Notre édition ne comporte donc plus de tome spécial aux Œuvres Posthumes ou aux Œuvres Complémentaires. On trouvera les Poésies posthumes et les Complémentaires à la suite des Premières Poésies et des Poésies Nouvelles ; les morceaux dramatiques à la suite des Comédies et Proverbes ; les fragments de nouvelles à la suite des Contes et nouvelles, etc.

Nous avons, dans le tome de la Correspondance, essayé de faire suivre les lettres dans leur ordre chronologique. La tentative était malaisée; nous craignons de n’avoir pas toujours réussi; la plupart des lettres ne sont pas datées, et, d’autre part, les originaux ne sont pas rassemblés dans un dépôt public ou facilement accessible; ils sont dispersés, en général, et l’on ignore souvent par qui et en quel lieu ils sont détenus.

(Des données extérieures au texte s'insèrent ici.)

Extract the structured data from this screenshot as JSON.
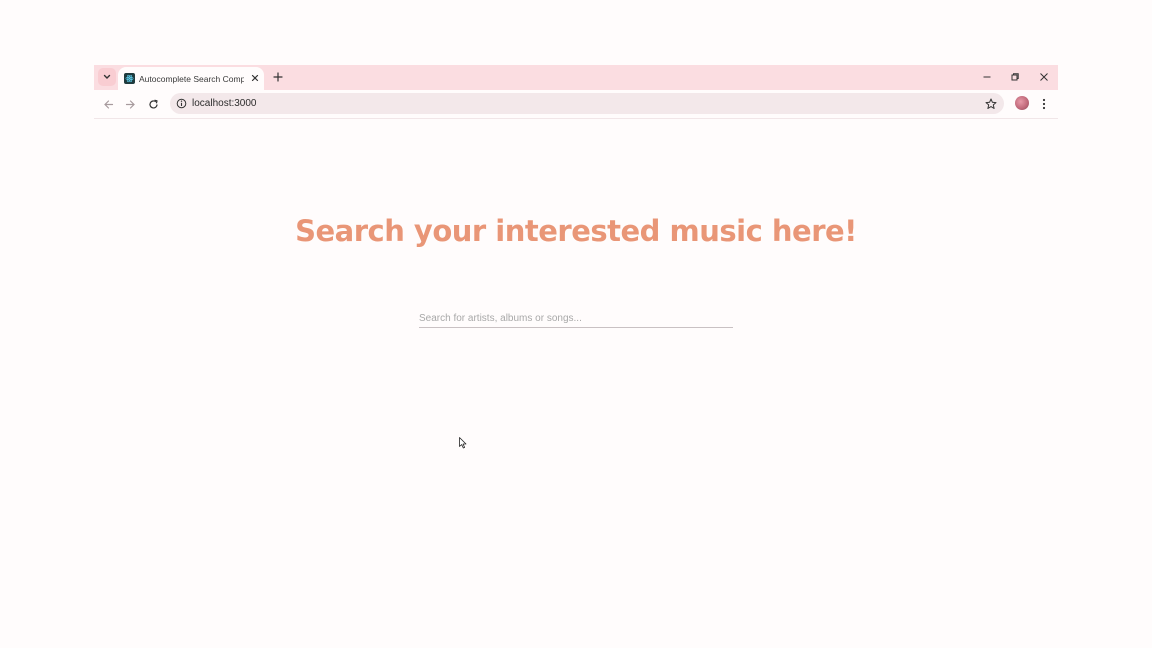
{
  "browser": {
    "tab": {
      "title": "Autocomplete Search Compo",
      "favicon": "react-logo-icon"
    },
    "new_tab_icon": "plus-icon",
    "window_controls": [
      "minimize-icon",
      "restore-icon",
      "close-icon"
    ],
    "nav": [
      "back-icon",
      "forward-icon",
      "reload-icon"
    ],
    "url": "localhost:3000",
    "accent": "#fbdde1"
  },
  "page": {
    "heading": "Search your interested music here!",
    "heading_color": "#e99677",
    "search": {
      "placeholder": "Search for artists, albums or songs...",
      "value": ""
    }
  }
}
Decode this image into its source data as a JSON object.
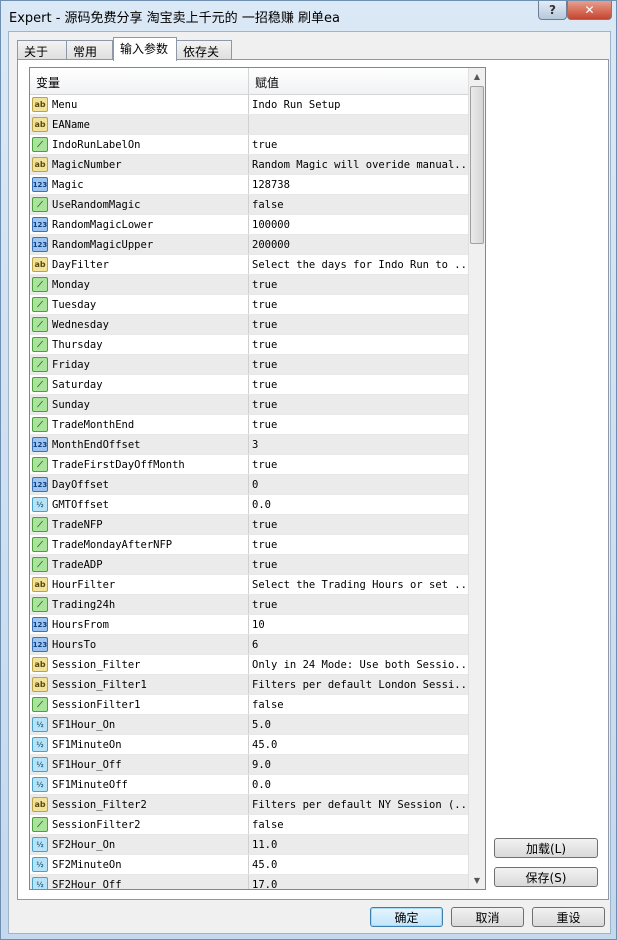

Néanmoins, nous avons confiance de n’avoir rien négligé ; nous avons fait pour le mieux. D’ailleurs, l’homme de France le plus au courant sans contredit de tout ce qui concerne l’œuvre et la vie de Musset, M. Maurice Allem, nous a spontanément autorisés à nous servir des notes qu’il a diligemment prises et mises en ordre en vue d’établir une édition véritablement scientifique, absolument complète et appuyée pas à pas sur un commentaire historique, biographique, littéraire et social. Nous ne nous sommes pas fait faute de recourir à son érudition et de le consulter au risque de fatiguer sa bienveillance. Mais elle est inépuisable, et nous sommes heureux de lui exprimer ici notre profonde gratitude pour l’accueil et l’appui efficace qu’il nous a sans cesse réservés. Toutes les notes en bas de page, qui accompagnent les parties complémentaires ou inédites des Œuvres d’Alfred de Musset sont reprises, avec son assentiment, à l’édition de M. Maurice Allem, ou fournies par lui.

Nous nous sommes assuré la collaboration de Charles Martin, dans le dessein d’enrichir notre édition d’un attrait particulier. N’est-il pas, en effet, très attachant d’inviter un artiste d’aujourd’hui, avec son talent affiné et original, à traduire l’impression produite sur sa sensibilité par une œuvre classée depuis tantôt trois quarts de siècle? Des apparences extérieures propres à l’époque où elle a été écrite, se dégage ainsi, au premier coup d’œil, ce qui s’en avère durable et de tous les temps.

Puisse notre édition, conçue et exécutée de la sorte, rencontrer l’intérêt et le suffrage du lecteur.

AU LECTEUR

Table des matières

DES DEUX VOLUMES DE VERS DE L’AUTEUR

Table des matières

Ce livre est toute ma jeunesse; Je l’ai fait sans presque y songer. Il y paraît, je le confesse, Et j’aurais pu le corriger.

Mais quand l’homme change sans cesse, Au passé pourquoi rien changer? Va-t-en, pauvre oiseau passager, Que Dieu te mène à ton adresse!

Qui que tu sois, qui me liras, Lis-en-le plus que tu pourras, Et ne me condamne qu’en somme.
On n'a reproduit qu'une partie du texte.